Learning Goals for Graduate Education Programs
- Understands the contexts of professional practices.
- Demonstrates accuracy, organization, and persistence in achieving intellectual and professional goals.
- Contributes to the school, district, and the broader professional community.
- Engages in systematic inquiry.
- Assumes responsibility in data-based decision-making and helps to ensure that decisions are based on the highest professional standards.
- Demonstrates knowledge of clients/students.
- Demonstrates knowledge of content and pedagogy.
- Demonstrates knowledge of resources.
- Designs coherent, evidence-based interventions.
- Establishes favorable conditions for instruction and intervention.
- Uses knowledge of communication techniques to foster collaboration and supportive interactions.
- Takes initiative in assuming leadership roles.
- Initiates activities that contribute to the profession.
- Seeks out opportunities for professional development and growth.
- Actively participates in professional events and projects.
- Challenges negative attitudes and practices; is proactive in serving clients/students/colleagues.
- Assists and supports fellow professionals.
- An undergraduate degree from an accredited institution with a major in education (equivalent to the training necessary for a teacher certificate) or the equivalent in training or experience. Candidates ordinarily are or have been certified teachers.
- An undergraduate cumulative GPA of at least 2.75.
- A completed application.
- A written statement indicating personal interests, goals, and expectations from the degree program.
- Two letters of recommendation with recommendation cover sheet from persons who are able to assess the applicant’s ability to succeed with graduate studies.
- Miller Analogies Test (MAT) or Graduate Record Examination (GRE) score.
General Course Requirements
- ED 500 Foundations of Education or ED 453 Multicultural Education (3 credits).
- ED 502 Research Methods (3 credits).
- ED 534 Learning‑Teaching (3 credits).
- 12 – 15 credit hours in one sequence.
- 6 -9 credit hours of electives (except where stated in specific sequences)
- Reading Teacher: ED 565 (Literacy Perspectives), 570 (Writing Theory and Process), 571 (Integrated Language Arts), 573 (Literacy
Internship), and 578 (Literacy Assessment and Intervention Models).

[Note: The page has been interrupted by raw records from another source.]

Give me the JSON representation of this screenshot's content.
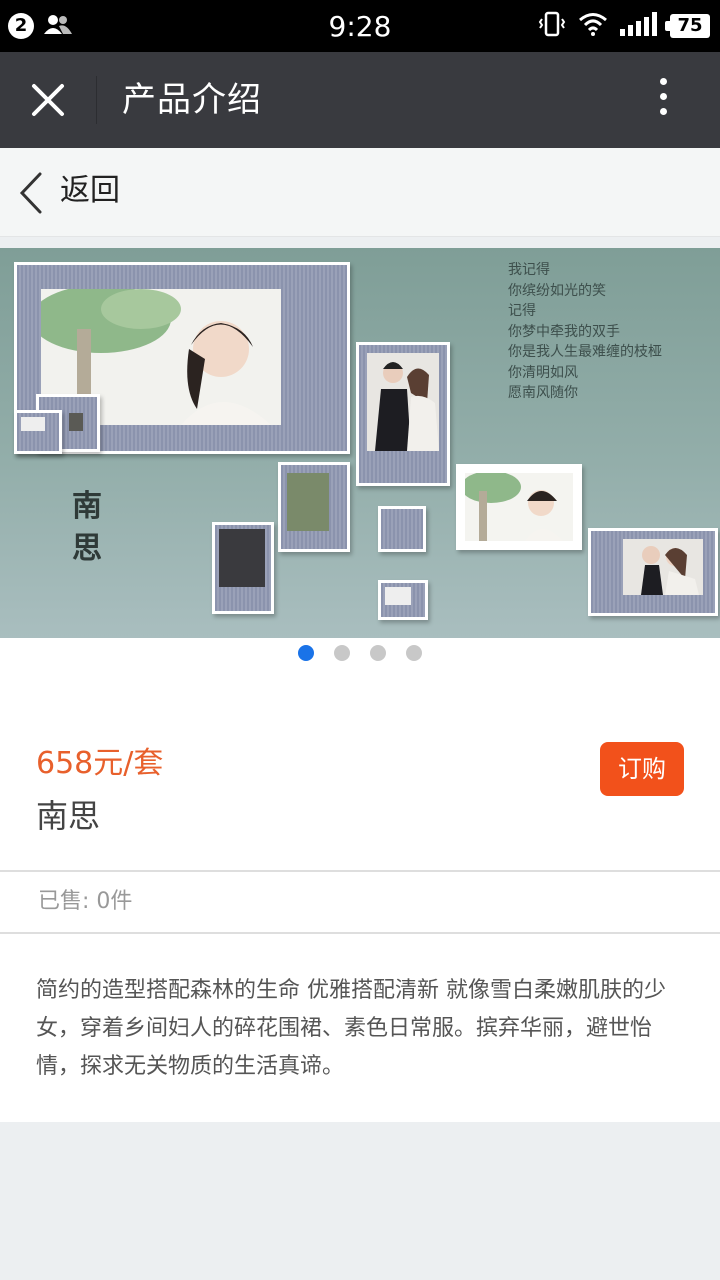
{
  "status_bar": {
    "notification_count": "2",
    "time": "9:28",
    "battery": "75"
  },
  "title_bar": {
    "title": "产品介绍"
  },
  "back_bar": {
    "label": "返回"
  },
  "banner": {
    "title": "南思",
    "poem": [
      "我记得",
      "你缤纷如光的笑",
      "记得",
      "你梦中牵我的双手",
      "你是我人生最难缠的枝桠",
      "你清明如风",
      "愿南风随你"
    ],
    "slide_count": 4,
    "active_slide": 1
  },
  "product": {
    "price": "658元/套",
    "name": "南思",
    "buy_label": "订购",
    "sold": "已售: 0件",
    "description": "简约的造型搭配森林的生命 优雅搭配清新 就像雪白柔嫩肌肤的少女，穿着乡间妇人的碎花围裙、素色日常服。摈弃华丽，避世怡情，探求无关物质的生活真谛。"
  },
  "colors": {
    "title_bar": "#393a3f",
    "accent_orange": "#f2511b",
    "price": "#e8602c",
    "dot_active": "#1a73e8"
  },
  "icons": [
    "close-icon",
    "more-vertical-icon",
    "back-arrow-icon",
    "contacts-icon",
    "vibrate-icon",
    "wifi-icon",
    "signal-icon",
    "battery-icon"
  ]
}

- Child and Adolescent Health and Wellness: CG 501 (Orientation to School Counseling), 570 (Psychopathology), ED 532
(Developmental Psychology) or CG 505 (Child and Adolescent Study); CG and/or ED electives
- Secondary Education: secondary and middle-level teachers may take graduate-level work in the teaching field. The following departments cooperate in this program: Biology, Communications, English, History, Mathematics, and Theology and Religious Studies. Teaching field electives are chosen on an individual basis by the student, the advisor, and a cooperating advisor from the academic department involved.
- Specialized Sequence: an individually designed track planned in consultation with the chair and/or an academic advisor.
Some sequences provide opportunity for elective course work. Candidates may choose any 500-level education course as an elective with approval from the department. Candidates seeking assistance with the National Board Certification should take ED 546. Some 400-level courses may be used as electives.
- Tuition scholarships are available to all licensed teachers. The scholarship will reduce tuition for graduate courses by 33%.
- A limited number of graduate assistantships are available. Graduate assistants are given a tuition waiver for up to 18 credit hours per year plus a stipend. Students are expected to spend 10-20 hours per week working for the department. Graduate assistants aid professors with courses and research.
- The University’s Office of Admissions and Financial Aid offers assistance on student loans.